West Virginia Republicans David McKinley and Shelley Moore Capito are co-sponsors of the bill, as are Kentucky Republicans Whitfield and Andy Barr. Five Republicans from Ohio also signed on.

The eight Democrats are spread across seven states, including Missouri, where William Lacy Clay Jr. is upholding the fine Missouri Clay tradition of his father, the great Rep. Bill Clay, who championed workers as chair of the House Education and Labor Committee.

For the most part, however, all these legislators have a single common interest. Mine Workers and their families and friends and allies in the labor and religious communities are a core constituency, a single-minded and committed group of voters who do not forget.  They are a powerful political force.

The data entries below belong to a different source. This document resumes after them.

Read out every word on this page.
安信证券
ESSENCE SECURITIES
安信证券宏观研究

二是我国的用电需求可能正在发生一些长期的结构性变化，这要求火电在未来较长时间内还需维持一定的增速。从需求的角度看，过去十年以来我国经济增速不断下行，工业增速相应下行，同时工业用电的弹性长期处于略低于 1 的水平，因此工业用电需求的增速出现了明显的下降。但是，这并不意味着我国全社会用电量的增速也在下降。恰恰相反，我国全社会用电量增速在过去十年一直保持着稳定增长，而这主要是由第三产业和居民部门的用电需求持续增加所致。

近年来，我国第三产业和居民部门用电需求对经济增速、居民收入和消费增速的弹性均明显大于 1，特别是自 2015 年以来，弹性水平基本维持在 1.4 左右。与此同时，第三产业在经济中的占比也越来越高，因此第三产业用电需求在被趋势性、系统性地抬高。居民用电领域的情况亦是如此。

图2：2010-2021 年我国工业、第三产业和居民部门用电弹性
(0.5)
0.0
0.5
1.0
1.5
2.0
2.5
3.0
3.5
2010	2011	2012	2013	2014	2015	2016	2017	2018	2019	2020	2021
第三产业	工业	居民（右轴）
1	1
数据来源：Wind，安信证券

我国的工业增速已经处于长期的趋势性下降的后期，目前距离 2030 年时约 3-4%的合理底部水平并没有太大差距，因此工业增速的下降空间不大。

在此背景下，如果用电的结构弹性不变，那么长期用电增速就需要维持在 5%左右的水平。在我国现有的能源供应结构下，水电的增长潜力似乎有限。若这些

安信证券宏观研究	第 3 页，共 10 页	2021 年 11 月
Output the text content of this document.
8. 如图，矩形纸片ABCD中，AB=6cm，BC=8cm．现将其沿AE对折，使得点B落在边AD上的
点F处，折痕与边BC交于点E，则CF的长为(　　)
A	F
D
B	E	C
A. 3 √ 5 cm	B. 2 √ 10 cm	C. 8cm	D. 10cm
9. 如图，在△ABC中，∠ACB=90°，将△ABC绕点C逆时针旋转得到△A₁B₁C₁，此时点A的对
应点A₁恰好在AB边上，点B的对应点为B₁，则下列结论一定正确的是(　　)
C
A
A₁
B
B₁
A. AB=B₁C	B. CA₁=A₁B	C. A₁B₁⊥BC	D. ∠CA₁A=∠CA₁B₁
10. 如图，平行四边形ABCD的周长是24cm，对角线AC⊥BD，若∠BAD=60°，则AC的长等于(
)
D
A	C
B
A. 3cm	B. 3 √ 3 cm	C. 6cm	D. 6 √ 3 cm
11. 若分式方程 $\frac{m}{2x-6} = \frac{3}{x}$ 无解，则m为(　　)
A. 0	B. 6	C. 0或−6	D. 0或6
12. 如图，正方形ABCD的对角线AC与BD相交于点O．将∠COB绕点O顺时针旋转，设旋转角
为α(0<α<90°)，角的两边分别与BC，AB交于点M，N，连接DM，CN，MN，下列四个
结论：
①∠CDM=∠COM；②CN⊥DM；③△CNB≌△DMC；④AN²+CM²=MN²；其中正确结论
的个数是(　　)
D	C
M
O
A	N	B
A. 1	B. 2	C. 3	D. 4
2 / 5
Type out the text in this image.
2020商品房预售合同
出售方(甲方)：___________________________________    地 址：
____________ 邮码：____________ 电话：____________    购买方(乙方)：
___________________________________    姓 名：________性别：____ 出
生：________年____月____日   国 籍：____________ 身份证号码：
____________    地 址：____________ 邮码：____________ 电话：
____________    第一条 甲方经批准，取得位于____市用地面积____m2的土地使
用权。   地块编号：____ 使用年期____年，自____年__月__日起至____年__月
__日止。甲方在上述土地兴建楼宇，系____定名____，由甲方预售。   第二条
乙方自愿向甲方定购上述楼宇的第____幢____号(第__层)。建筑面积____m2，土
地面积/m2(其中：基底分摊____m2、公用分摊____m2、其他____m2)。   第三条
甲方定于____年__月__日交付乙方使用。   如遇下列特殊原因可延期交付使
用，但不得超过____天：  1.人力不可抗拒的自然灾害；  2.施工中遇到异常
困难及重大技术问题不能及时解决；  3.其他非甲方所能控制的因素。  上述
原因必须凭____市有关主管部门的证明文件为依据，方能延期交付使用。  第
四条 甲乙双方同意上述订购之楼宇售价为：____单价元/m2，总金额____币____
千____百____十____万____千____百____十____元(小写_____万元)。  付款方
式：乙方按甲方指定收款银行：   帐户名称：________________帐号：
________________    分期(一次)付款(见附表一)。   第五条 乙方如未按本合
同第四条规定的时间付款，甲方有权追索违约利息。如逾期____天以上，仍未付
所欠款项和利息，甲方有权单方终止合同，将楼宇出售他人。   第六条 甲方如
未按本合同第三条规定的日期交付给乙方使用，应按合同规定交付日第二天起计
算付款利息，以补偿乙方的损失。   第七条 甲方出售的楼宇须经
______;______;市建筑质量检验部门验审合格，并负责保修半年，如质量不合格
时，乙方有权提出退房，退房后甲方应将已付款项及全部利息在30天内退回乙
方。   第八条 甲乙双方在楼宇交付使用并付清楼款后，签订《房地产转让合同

The Mine Workers have mobilized thousands of members, dressed in camouflage or militant T-shirts, virtually camping out in front of Peabody’s headquarters in St. Louis over the past six months, using billboards and TV and print ads to punctuate the frequent rallies. More than 10,000 miners and allies rallied outside Patriot’s West Virginia headquarters in Charleston, W.Va.

But that is in the coalfields, a natural audience for the UMWA message. Now the voices of miners and their struggle must be amplified to reach the population and financial centers of America, to make their case to an audience that doesn’t really get coal, or the human costs of mining. 

In a sea of 435 members of the House of Representatives, 19 hardly make a ripple.  But that’s how every movement begins. Eventually, with a little agitation, we can make a splash. For this Congress, it may take a full immersion.